Beyond Pattern Recognition: Probing Mental Representations of LMs
Moritz Miller, Kumar Shridhar
TL;DR
This work interrogates whether language models truly build evolving mental representations when information is revealed incrementally, rather than relying on static pattern recognition. By contrasting a stepwise Mental Modeling approach with standard full-prompt Chain-of-Thought on the MathWorld dataset across text and multimodal models, it demonstrates that LMs struggle to maintain coherent internal representations as depth increases, though vision-based mental modeling yields notable gains. The study finds modality-specific improvements, with Vision Mental Modeling outperforming Text Mental Modeling and modality switching offering potential gains, while Vision-only Inference underperforms CoT, suggesting fundamental differences from human cognition. These results motivate leveraging visual grounding and refined incremental-context strategies to enhance reasoning in future models, and they highlight the need for more robust cross-modal alignment to approach human-like incremental reasoning.
Abstract
Language Models (LMs) have demonstrated impressive capabilities in solving complex reasoning tasks, particularly when prompted to generate intermediate explanations.
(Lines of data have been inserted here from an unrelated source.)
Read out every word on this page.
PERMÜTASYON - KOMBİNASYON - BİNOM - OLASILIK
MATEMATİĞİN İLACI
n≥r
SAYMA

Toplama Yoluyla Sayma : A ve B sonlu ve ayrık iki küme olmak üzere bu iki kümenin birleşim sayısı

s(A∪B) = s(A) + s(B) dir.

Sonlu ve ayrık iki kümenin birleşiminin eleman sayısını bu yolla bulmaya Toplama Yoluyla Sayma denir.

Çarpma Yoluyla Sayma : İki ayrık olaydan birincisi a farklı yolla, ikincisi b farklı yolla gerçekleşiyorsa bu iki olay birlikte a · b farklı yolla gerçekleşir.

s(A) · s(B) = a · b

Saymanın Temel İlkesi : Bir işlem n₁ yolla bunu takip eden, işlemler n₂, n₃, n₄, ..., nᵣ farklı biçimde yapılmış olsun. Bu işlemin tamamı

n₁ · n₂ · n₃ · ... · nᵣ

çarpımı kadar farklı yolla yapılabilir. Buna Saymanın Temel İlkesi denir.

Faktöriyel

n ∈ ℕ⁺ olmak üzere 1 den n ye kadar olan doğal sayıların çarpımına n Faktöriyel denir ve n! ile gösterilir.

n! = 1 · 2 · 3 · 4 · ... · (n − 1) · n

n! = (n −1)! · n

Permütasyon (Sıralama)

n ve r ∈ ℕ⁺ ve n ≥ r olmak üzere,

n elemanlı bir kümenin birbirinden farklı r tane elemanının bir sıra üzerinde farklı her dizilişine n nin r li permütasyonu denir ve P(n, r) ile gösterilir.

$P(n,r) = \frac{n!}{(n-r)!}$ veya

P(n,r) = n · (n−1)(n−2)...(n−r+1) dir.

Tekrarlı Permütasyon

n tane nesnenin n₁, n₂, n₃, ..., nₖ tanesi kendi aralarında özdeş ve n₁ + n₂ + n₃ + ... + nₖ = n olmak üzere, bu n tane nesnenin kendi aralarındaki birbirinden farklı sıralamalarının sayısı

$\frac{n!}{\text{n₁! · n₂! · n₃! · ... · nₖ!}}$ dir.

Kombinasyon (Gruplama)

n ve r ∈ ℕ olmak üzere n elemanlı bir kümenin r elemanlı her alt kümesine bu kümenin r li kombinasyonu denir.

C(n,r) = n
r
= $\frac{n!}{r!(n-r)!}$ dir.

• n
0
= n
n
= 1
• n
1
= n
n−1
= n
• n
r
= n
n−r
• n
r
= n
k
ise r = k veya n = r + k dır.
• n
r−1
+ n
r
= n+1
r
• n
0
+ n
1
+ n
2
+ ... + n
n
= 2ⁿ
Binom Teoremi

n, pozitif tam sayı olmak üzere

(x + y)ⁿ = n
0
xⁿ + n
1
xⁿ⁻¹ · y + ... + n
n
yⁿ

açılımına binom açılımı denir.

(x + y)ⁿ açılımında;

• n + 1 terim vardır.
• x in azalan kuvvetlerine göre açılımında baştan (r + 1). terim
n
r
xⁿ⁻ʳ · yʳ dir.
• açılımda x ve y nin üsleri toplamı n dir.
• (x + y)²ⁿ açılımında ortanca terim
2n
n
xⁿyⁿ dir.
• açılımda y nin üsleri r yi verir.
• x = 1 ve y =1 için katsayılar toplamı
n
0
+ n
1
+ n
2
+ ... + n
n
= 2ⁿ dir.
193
However, it remains an open question whether these intermediate reasoning traces represent a dynamic, evolving thought process or merely reflect sophisticated pattern recognition acquired during large scale pre training. Drawing inspiration from human cognition, where reasoning unfolds incrementally as new information is assimilated and internal models are continuously updated, we propose to delve deeper into the mental model of various LMs. We propose a new way to assess the mental modeling of LMs, where they are provided with problem details gradually, allowing each new piece of data to build upon and refine the model's internal representation of the task. We systematically compare this step by step mental modeling strategy with traditional full prompt methods across both text only and vision and text modalities. Experiments on the MathWorld dataset across different model sizes and problem complexities confirm that both text-based LLMs and multimodal LMs struggle to create mental representations, questioning how their internal cognitive processes work.